I’m not saying that I should write self-help articles or give TED talks. But what I am saying is that I should not make such an effort to squash those thoughts when they pop into my head. I learned a lot about myself training for long races, that I could do something that sounded crazy if I had a realistic perspective of my talents. I never attempted to make the Olympic Marathon team, but I did do a 110K in under 15 hours.

It’s one thing to have negative self-talk. It’s another thing entirely to smother any positive self-talk with negative self-talk. I mean, when my response to a confident idea is to beat myself down with so-called “hard truths,” then I’m not being honest with myself…I’m damaging myself.

Maybe I should not just instinctively squash dreams that seem out of reach by framing current “truths” in such a negative light. Maybe I give myself more grace during those rare moments of confidence instead of stomping my foot on that small growth coming from infertile ground. Those thoughts don’t happen often, probably because I annihilate them immediately with my giant boot of negative self-talk.

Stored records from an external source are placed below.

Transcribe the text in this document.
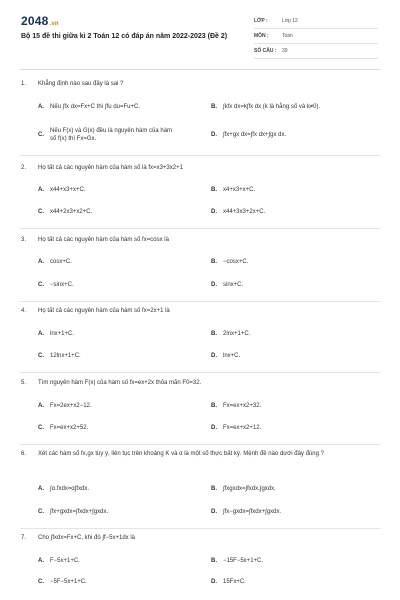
2048.vn
Bộ 15 đề thi giữa kì 2 Toán 12 có đáp án năm 2022-2023 (Đề 2)
LỚP :	Lớp 12
MÔN :	Toán
SỐ CÂU :	39
1.	Khẳng định nào sau đây là sai ?
A.	Nếu ∫fx dx=Fx+C thì ∫fu du=Fu+C.	B.	∫kfx dx=k∫fx dx (k là hằng số và k≠0).
C.
Nếu F(x) và G(x) đều là nguyên hàm của hàm số f(x) thì Fx=Gx.
D.	∫fx+gx dx=∫fx dx+∫gx dx.
2.	Họ tất cả các nguyên hàm của hàm số là fx=x3+3x2+1
A.	x44+x3+x+C.	B.	x4+x3+x+C.
C.	x44+2x3+x2+C.	D.	x44+3x3+2x+C.
3.	Họ tất cả các nguyên hàm của hàm số fx=cosx là
A.	cosx+C.	B.	−cosx+C.
C.	−sinx+C.	D.	sinx+C.
4.	Họ tất cả các nguyên hàm của hàm số fx=2x+1 là
A.	lnx+1+C.	B.	2lnx+1+C.
C.	12lnx+1+C.	D.	lnx+C.
5.	Tìm nguyên hàm F(x) của hàm số fx=ex+2x thỏa mãn F0=32.
A.	Fx=2ex+x2−12.	B.	Fx=ex+x2+32.
C.	Fx=ex+x2+52.	D.	Fx=ex+x2+12.
6.	Xét các hàm số fx,gx tùy ý, liên tục trên khoảng K và α là một số thực bất kỳ. Mệnh đề nào dưới đây đúng ?
A.	∫α.fxdx=α∫fxdx.	B.	∫fxgxdx=∫fxdx.∫gxdx.
C.	∫fx+gxdx=∫fxdx+∫gxdx.	D.	∫fx−gxdx=∫fxdx+∫gxdx.
7.	Cho ∫fxdx=Fx+C, khi đó ∫f−5x+1dx là
A.	F−5x+1+C.	B.	−15F−5x+1+C.
C.	−5F−5x+1+C.	D.	15Fx+C.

Maybe I keep trying to give them room to breathe that confidence in those moments will take root into something beautiful. Maybe I try to go to a few open mic nights and get inspiration to maybe work on a story to tell there? Maybe I just write a series of “Lessons I Have Learned” blog posts. Who knows what could happen if I could nurture those small sprouts of confidence more instead of dousing them with weed-killer under some sort of false concept of self-protection.